Army officers warn of atrophy in critical skills
The report, obtained by National Public Radio, was prepared by three Army colonels who have commanded brigades in combat. They wrote that by letting "perishable skills atrophy, we are mortgaging not only flexibility in today's fight, but our ability to fight the next war as well." The loss of critical skills is most acute in the Army's artillery branch, which the authors said has been described as "dead branch walking."
There is a limited need for heavy artillery fire in counterinsurgency warfare, where minimal use of force is encouraged to win the support of the local population. In Iraq, artillery men spend most of their time patrolling neighborhoods as beat cops. Some Army units even leave their artillery pieces behind in the U.S. when they deploy to Iraq.
The paper said limited training opportunities have led to unsafe practices and a rising number of accidents when units do fire their big guns during pre-deployment exercises.

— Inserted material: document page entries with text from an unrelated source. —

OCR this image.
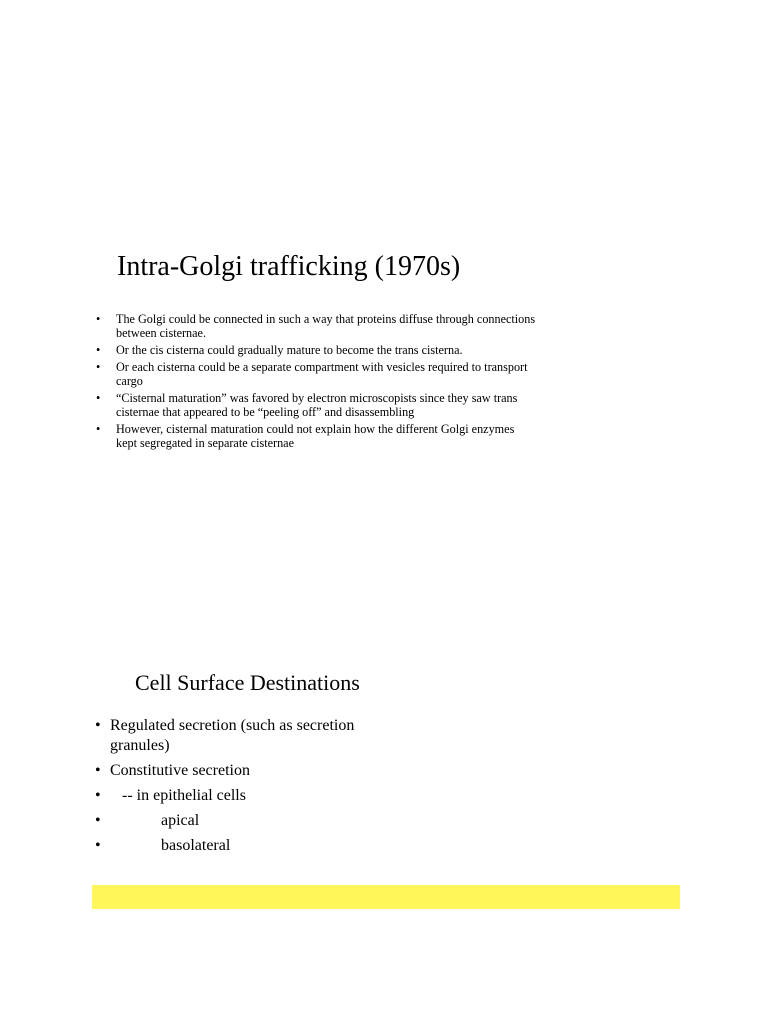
Intra-Golgi trafficking (1970s)
• The Golgi could be connected in such a way that proteins diffuse through connections between cisternae.
• Or the cis cisterna could gradually mature to become the trans cisterna.
• Or each cisterna could be a separate compartment with vesicles required to transport cargo
• “Cisternal maturation” was favored by electron microscopists since they saw trans cisternae that appeared to be “peeling off” and disassembling
• However, cisternal maturation could not explain how the different Golgi enzymes kept segregated in separate cisternae
Cell Surface Destinations
• Regulated secretion (such as secretion granules)
• Constitutive secretion
• -- in epithelial cells
•	apical
•	basolateral
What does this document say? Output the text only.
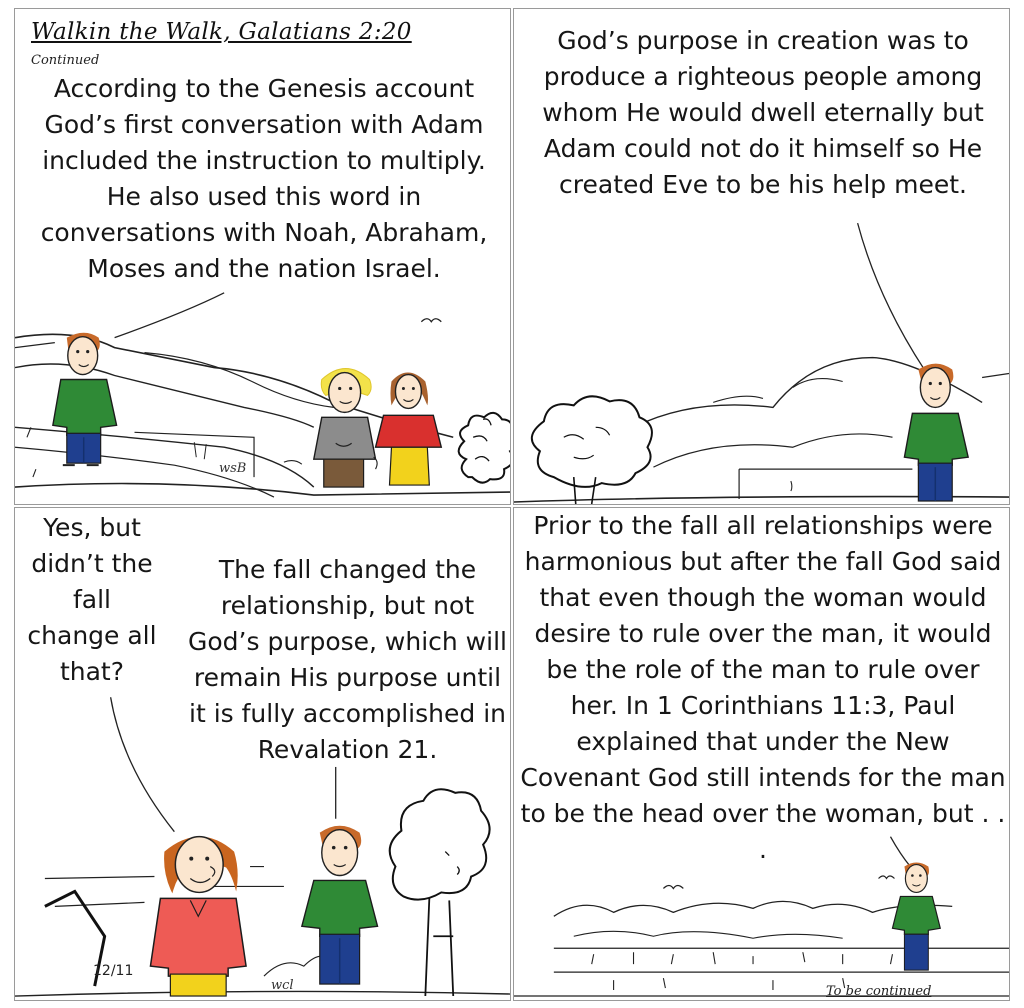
Walkin the Walk, Galatians 2:20
Continued
According to the Genesis account God’s first conversation with Adam included the instruction to multiply. He also used this word in conversations with Noah, Abraham, Moses and the nation Israel.
wsB
God’s purpose in creation was to produce a righteous people among whom He would dwell eternally but Adam could not do it himself so He created Eve to be his help meet.
Yes, but didn’t the fall change all that?
The fall changed the relationship, but not God’s purpose, which will remain His purpose until it is fully accomplished in Revalation 21.
12/11
wcl
Prior to the fall all relationships were harmonious but after the fall God said that even though the woman would desire to rule over the man, it would be the role of the man to rule over her. In 1 Corinthians 11:3, Paul explained that under the New Covenant God still intends for the man to be the head over the woman, but . . .
To be continued
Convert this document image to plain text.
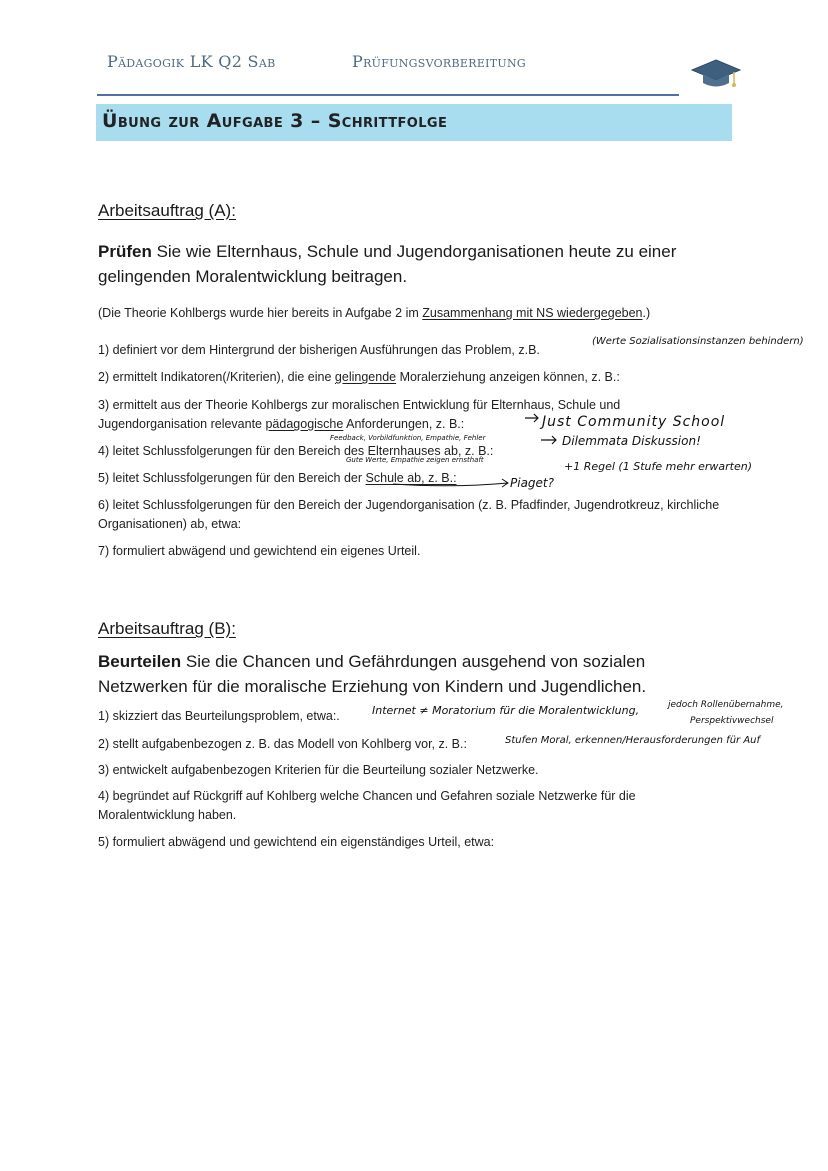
Pädagogik LK Q2 Sab	Prüfungsvorbereitung
Übung zur Aufgabe 3 – Schrittfolge
Arbeitsauftrag (A):
Prüfen Sie wie Elternhaus, Schule und Jugendorganisationen heute zu einer gelingenden Moralentwicklung beitragen.
(Die Theorie Kohlbergs wurde hier bereits in Aufgabe 2 im Zusammenhang mit NS wiedergegeben.)
1) definiert vor dem Hintergrund der bisherigen Ausführungen das Problem, z.B.
(Werte Sozialisationsinstanzen behindern)
2) ermittelt Indikatoren(/Kriterien), die eine gelingende Moralerziehung anzeigen können, z. B.:
3) ermittelt aus der Theorie Kohlbergs zur moralischen Entwicklung für Elternhaus, Schule und
Jugendorganisation relevante pädagogische Anforderungen, z. B.:	Just Community School
Feedback, Vorbildfunktion, Empathie, Fehler
4) leitet Schlussfolgerungen für den Bereich des Elternhauses ab, z. B.:
Dilemmata Diskussion!
Gute Werte, Empathie zeigen ernsthaft	+1 Regel (1 Stufe mehr erwarten)
5) leitet Schlussfolgerungen für den Bereich der Schule ab, z. B.:	Piaget?
6) leitet Schlussfolgerungen für den Bereich der Jugendorganisation (z. B. Pfadfinder, Jugendrotkreuz, kirchliche Organisationen) ab, etwa:
7) formuliert abwägend und gewichtend ein eigenes Urteil.
Arbeitsauftrag (B):
Beurteilen Sie die Chancen und Gefährdungen ausgehend von sozialen Netzwerken für die moralische Erziehung von Kindern und Jugendlichen.
1) skizziert das Beurteilungsproblem, etwa:.	Internet ≠ Moratorium für die Moralentwicklung,	jedoch Rollenübernahme,
Perspektivwechsel
2) stellt aufgabenbezogen z. B. das Modell von Kohlberg vor, z. B.:	Stufen Moral, erkennen/Herausforderungen für Auf
3) entwickelt aufgabenbezogen Kriterien für die Beurteilung sozialer Netzwerke.
4) begründet auf Rückgriff auf Kohlberg welche Chancen und Gefahren soziale Netzwerke für die Moralentwicklung haben.
5) formuliert abwägend und gewichtend ein eigenständiges Urteil, etwa:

The authors said the Army risks an exodus of artillery officers who are "increasingly dissatisfied" with their chosen profession because when they deploy to a combat zone, they are assigned to "hole-filler" duties. "They wanted to be artillery officers and ended up being anything but," the paper said.
Large-scale battles require the careful synchronization of artillery fire in support of fast moving units on a fluid battlefield, a skill set that is rapidly being lost, the report concluded. The authors warned that the Army risks suffering a fate similar to that of Israel's military in 2006, when it proved unable to defeat the militant Hezbollah organization in south Lebanon.
"Israel's years of [counterinsurgency]-focused operations in the occupied territories cost them dearly in South Lebanon," the paper said. The Israeli military's ability to fight large-scale conventional battles "had simply atrophied from neglect," the authors wrote. "We should consider ourselves fairly warned."
Lt. Col. Gian Gentile, a critic of the Army's focus on counterinsurgency, said in an interview that the service only will be able to restore balance among different fighting skills when the demands of the Iraq war lessen and soldiers have more time to train. "When a [brigade] is told when they get back [from Iraq] that they only have a year or year and a half to prepare for returning to Iraq, then they only prepare for counterinsurgency," he said.
Some analysts have concluded that large-scale wars fought on open battlefields are a thing of the past. The rapid pace of urbanization across the world means that future wars are likely to be fought in cities, where heavy firepower could kill innocent civilians and produce an angry populace.
In a speech last fall before the Army's annual gathering in Washington, Defense Secretary Robert Gates said the service's overwhelming superiority in targeting and firepower means it is unlikely an enemy would choose to take on the U. S. in a stand-up fight. Instead, potential enemies are likely to imitate the tactics of guerrilla fighters in Iraq, using low-tech weapons such as roadside bombs.
Gates said the Army must strike a balance in preparing for future wars and warned against making the same mistake it did after Vietnam, when it focused on mastering conventional warfare at the expense of counterinsurgency. That decision, he said, "left the service unprepared to deal with the operations that followed: Somalia, Haiti, the Balkans, and more recently Afghanistan and Iraq -- the consequences and costs of which we are still struggling with today."